The literature on reaching peak performance has been influenced by Abraham Maslow’s studies of self-actualization. Originally studied by Carl Jung, self-actualization is a tendency for self-fulfillment and a desire to reach one’s potential. But people tend to get stuck psychologically. Rather than look inward, they look outward for definition. They care what others think. They try to please their parents, spouses, bosses, and friends. This often leads to a state of denial and stagnation. People try to seek out glory, money, status or fame. Self-actualizing people, in contrast, accept themselves, and go their own way. That’s why the quotation from “Wall Street” is so powerful. It reflects a basic human motive to look inward and find oneself.
Going your own way is difficult. Most people are not used to going their own way. Indeed, many institutions encourage people to conform and label people who go their own way as “rebels,” “selfish,” and even as “sinners.” From an existential point of view, however, there’s nothing wrong with going your own way or living your life according to your own values as long as you don’t hurt anyone else, so don't be afraid to go your own way. In the end, it's the only way you will find your winning mental edge.
2 comments:
Excellent post. Interestingly enough, this is a subject I have been pondering for the past few weeks and, most intensely, this weekend. People who build self-esteem from the outside in instead of inside out (addicted to praise).
I wonder if I'm too old to "go my own way" or if age never matters in self-actualization (though death bed self-actualization sounds somewhat unsatisfying). How do I handle the isolation that surely would follow (if only temporary)?
Hmmm...
Keith,
Sure, age will make some difference, but it can be both positive and negative. It's possible that some older people have gained enough life experience that they have stopped caring what other people think. On the other hand, it's hard to change a lifetime pattern of defining oneself by what others think. In the end, striving for self-actualization is a process that takes time. It requires insight into your values and what you would truly like to become. If you can decide what you want and are willing to take whatever steps are necessary to achieve it, you are on your way toward achieving self actualization.

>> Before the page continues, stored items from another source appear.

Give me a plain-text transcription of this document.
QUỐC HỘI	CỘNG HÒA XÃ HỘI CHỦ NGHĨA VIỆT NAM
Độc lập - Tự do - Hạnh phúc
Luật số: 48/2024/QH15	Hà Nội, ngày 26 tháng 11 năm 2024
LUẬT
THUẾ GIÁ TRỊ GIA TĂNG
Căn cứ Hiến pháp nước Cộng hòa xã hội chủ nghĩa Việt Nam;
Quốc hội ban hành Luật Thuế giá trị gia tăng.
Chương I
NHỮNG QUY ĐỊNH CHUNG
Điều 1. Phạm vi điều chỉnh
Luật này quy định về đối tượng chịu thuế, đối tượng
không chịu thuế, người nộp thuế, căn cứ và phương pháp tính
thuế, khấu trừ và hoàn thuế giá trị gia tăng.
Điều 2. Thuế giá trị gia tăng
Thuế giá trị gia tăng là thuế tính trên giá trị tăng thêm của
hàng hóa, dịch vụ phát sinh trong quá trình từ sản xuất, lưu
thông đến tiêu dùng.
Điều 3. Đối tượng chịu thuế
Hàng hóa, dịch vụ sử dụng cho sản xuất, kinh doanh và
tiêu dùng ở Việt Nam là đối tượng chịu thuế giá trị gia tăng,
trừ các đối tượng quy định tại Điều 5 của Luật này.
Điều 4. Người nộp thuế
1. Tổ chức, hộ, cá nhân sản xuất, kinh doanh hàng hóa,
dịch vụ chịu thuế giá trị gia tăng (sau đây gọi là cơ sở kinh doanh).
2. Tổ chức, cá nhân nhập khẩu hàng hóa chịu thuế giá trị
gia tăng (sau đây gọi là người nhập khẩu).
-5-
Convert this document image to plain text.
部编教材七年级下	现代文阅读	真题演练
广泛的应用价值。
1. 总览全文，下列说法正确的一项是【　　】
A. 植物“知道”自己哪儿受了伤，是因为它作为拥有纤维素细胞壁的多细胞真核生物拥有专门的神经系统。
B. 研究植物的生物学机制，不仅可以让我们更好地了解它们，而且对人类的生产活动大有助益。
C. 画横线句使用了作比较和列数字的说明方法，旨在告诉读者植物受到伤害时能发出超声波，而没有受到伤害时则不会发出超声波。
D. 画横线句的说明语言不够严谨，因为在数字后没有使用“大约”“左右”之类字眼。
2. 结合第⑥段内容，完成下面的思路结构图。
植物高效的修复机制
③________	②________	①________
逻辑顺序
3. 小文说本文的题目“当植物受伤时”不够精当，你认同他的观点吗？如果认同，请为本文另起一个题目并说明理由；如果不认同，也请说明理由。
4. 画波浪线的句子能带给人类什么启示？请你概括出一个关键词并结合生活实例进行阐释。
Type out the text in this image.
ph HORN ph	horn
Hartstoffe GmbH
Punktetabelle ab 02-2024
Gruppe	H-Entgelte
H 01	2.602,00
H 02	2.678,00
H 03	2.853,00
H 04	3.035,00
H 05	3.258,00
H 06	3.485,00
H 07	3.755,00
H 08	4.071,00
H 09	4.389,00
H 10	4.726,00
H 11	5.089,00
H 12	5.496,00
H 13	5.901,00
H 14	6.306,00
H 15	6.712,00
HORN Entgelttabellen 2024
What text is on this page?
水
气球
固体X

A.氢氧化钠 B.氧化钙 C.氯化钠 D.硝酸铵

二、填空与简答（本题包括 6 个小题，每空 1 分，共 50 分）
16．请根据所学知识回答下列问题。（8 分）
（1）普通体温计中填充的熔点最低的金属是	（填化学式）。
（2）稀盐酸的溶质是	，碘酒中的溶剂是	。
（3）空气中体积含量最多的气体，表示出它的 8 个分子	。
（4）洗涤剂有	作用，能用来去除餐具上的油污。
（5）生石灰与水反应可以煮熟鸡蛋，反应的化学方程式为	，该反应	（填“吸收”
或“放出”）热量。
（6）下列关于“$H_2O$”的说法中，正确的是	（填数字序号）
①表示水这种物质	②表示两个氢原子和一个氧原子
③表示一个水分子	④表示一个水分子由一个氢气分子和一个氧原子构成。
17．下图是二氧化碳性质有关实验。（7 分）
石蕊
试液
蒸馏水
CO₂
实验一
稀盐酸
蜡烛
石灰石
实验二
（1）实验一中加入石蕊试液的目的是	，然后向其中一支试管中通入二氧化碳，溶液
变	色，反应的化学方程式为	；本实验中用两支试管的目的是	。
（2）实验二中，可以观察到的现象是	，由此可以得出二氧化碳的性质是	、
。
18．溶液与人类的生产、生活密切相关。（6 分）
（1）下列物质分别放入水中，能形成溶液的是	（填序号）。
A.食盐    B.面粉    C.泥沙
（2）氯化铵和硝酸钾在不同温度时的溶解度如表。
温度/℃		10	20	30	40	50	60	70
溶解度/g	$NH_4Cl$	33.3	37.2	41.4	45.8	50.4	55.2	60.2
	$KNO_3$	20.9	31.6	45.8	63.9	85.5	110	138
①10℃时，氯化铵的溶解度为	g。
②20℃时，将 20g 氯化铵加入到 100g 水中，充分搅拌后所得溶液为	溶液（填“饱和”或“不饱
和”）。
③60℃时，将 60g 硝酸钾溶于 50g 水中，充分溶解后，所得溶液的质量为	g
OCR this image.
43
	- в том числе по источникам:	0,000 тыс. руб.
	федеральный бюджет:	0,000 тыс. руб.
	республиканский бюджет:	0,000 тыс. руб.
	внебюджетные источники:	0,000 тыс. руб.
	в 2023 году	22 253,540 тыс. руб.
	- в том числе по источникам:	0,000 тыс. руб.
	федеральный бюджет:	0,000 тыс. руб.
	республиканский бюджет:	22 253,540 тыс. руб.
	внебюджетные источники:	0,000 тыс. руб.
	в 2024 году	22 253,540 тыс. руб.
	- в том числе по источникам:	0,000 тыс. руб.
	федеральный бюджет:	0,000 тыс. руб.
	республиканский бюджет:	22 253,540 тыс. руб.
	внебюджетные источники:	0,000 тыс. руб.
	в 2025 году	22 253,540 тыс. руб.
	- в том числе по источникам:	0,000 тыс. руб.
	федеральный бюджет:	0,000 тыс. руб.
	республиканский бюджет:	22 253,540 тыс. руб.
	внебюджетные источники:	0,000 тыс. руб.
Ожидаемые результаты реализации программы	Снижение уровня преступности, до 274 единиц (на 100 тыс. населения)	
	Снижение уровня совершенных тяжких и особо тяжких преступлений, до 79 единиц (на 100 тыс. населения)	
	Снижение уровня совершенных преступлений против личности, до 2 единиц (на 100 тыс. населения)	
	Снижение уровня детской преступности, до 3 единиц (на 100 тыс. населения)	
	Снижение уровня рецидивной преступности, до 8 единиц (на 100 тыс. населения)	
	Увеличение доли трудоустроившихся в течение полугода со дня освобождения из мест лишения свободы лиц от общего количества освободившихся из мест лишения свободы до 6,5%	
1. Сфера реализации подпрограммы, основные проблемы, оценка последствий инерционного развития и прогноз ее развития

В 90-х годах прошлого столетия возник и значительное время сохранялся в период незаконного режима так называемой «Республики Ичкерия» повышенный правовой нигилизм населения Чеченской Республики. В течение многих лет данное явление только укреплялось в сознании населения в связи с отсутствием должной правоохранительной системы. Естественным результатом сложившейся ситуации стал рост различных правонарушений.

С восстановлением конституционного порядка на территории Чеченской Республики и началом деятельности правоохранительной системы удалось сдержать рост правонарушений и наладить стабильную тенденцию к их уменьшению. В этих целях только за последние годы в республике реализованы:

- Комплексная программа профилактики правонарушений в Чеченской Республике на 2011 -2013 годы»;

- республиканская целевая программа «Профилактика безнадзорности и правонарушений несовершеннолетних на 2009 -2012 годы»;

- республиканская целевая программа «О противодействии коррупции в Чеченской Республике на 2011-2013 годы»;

That said, going your own way may seem to alienate some people. Some people do not appreciate people who go their own way, but Fritz Perls was an existential psychotherapist that had a great perspective regarding this issue. To paraphrae, "I'm not in this world to please you and you are not in this world to please me. If we find each other and connect, that's wonderful. If not, then not." It may seem selfish and isolating to live life in this way, but it probably turns out that when you are genuine and seek out self-actualizing needs, you are happier, relate to people more authentically, and when you take this stance, you will find that people want to relate to you. Not that I have ever achieved this state of being, but I believe that the more you can achieve this state of mind and experience, the more you end up achieving happiness. Thanks for the comment.